Habertürk
    Takipde Kalın!
      Günlük gelişmeleri takip edebilmek için habertürk uygulamasını indirin
        Haberler Sağlık Kanser Kanser araştırmaları, Ceyda Erenoğlu, Prof. Dr. Tezer Kutluk, kanser, kanser taraması,çocuklarda kanser,kanser neden olur,ailede kanser riski, kanserden korunmak için ne yapmalı

        Ceyda ERENOĞLU / HT GAZETE

        Yazı Dizisi - 2

        100 kadından sadece 32’si mamografi çektiriyor, yine 100 kadından sadece 30’u servikal kanser taraması yaptırıyor. Kolon kanseri taraması yaptıranların oranı yüzde 6’larda.
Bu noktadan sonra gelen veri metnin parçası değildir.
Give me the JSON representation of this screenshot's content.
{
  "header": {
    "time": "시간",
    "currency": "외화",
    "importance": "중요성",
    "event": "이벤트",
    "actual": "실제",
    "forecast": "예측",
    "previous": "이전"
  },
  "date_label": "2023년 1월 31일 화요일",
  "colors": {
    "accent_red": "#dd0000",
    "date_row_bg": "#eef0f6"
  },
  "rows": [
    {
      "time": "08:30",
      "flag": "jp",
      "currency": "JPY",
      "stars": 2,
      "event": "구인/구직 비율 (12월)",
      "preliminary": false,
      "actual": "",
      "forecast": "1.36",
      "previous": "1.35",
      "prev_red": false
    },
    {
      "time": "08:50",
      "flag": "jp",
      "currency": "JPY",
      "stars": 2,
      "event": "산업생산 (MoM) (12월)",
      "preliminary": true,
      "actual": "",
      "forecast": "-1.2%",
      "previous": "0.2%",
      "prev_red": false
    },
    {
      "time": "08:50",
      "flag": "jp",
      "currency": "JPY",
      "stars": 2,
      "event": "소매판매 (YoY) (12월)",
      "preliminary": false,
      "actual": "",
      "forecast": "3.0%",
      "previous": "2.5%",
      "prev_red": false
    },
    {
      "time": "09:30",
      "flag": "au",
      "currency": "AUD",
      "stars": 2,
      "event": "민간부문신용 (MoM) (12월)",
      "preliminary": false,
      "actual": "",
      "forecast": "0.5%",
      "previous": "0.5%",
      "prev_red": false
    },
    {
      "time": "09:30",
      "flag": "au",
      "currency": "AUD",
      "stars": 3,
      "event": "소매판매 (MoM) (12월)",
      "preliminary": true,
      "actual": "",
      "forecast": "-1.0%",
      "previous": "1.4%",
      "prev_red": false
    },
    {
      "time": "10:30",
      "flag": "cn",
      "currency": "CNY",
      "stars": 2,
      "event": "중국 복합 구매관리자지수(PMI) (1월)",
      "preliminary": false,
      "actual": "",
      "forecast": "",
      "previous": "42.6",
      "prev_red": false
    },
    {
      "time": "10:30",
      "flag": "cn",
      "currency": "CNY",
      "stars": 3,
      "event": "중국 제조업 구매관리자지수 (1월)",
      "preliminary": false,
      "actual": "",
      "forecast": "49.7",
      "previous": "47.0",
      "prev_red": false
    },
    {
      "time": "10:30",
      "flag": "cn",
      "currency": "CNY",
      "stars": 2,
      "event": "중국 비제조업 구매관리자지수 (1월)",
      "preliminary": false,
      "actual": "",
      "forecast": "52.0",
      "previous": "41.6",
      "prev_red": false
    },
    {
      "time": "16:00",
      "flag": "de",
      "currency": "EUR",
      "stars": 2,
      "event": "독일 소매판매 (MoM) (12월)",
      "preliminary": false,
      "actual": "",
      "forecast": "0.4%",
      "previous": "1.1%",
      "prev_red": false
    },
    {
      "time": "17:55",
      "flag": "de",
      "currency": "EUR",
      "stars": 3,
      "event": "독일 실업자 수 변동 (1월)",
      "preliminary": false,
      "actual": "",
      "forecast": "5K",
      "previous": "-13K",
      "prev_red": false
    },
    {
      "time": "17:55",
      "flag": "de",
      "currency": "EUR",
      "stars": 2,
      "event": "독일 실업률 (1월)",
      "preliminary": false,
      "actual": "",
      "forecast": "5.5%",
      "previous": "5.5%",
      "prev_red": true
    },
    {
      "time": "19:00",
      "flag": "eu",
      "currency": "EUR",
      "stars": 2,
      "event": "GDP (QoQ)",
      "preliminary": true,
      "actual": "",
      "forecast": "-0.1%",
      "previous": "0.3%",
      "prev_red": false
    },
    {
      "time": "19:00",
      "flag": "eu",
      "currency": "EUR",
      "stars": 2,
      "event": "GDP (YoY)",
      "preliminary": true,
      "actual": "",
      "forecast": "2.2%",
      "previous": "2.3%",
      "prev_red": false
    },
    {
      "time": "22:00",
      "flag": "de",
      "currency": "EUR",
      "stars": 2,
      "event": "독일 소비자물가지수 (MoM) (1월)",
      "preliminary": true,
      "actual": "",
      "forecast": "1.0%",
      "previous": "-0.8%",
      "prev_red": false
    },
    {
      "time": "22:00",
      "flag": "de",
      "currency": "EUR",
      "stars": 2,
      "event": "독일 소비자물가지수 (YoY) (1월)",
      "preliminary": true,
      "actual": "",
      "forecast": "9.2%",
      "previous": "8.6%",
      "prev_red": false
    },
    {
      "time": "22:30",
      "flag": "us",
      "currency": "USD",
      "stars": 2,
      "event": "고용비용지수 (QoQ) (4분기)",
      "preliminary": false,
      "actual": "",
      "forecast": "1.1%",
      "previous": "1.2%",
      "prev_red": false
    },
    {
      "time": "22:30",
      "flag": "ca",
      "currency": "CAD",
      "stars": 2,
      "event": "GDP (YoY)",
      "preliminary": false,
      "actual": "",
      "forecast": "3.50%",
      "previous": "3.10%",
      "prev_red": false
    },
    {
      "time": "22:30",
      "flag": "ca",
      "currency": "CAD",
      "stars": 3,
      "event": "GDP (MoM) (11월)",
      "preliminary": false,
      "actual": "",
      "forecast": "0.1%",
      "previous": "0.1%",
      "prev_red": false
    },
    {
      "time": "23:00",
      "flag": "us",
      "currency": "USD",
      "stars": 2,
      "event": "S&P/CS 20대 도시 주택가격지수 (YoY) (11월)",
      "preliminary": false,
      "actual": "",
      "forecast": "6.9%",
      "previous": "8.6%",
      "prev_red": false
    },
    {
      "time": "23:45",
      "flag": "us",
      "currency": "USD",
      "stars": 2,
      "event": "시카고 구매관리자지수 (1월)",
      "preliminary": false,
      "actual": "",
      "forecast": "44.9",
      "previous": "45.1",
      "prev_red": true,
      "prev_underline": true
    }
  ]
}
Tüm bu sonuçlar gösteriyor ki Türkiye gerekli tarama ve kontroller açısından Batı’nın çok gerisinde kalmış durumda

        Günümüzde bazı kanser türlerinin kontrol edilebilir hale geldiği ve erken teşhis ve doğru tedavi uygulamalarıyla kadınlarda meme ve serviks kanserlerinde, erkeklerde prostat kanserlerinde hem erkek hem kadınlarda kolorektal kanserlerde yapılan kanser taramalarının erken tanıya olanak verdiği için hayat kurtarıcı olduğu belirtiliyor. Dünya Kanser Kontrol Örgütü Gelecek Dönem Başkanı Prof. Dr. Tezer Kutluk, Amerikan Kanser Cemiyeti’nin, yapılması gereken kontrollerle ilgili önerilerini şu şekilde sıralıyor:

        MEME KANSERİ İÇİN:

        20’li yaşlardan sonra düzenli olarak kendi kendine meme muayenesi.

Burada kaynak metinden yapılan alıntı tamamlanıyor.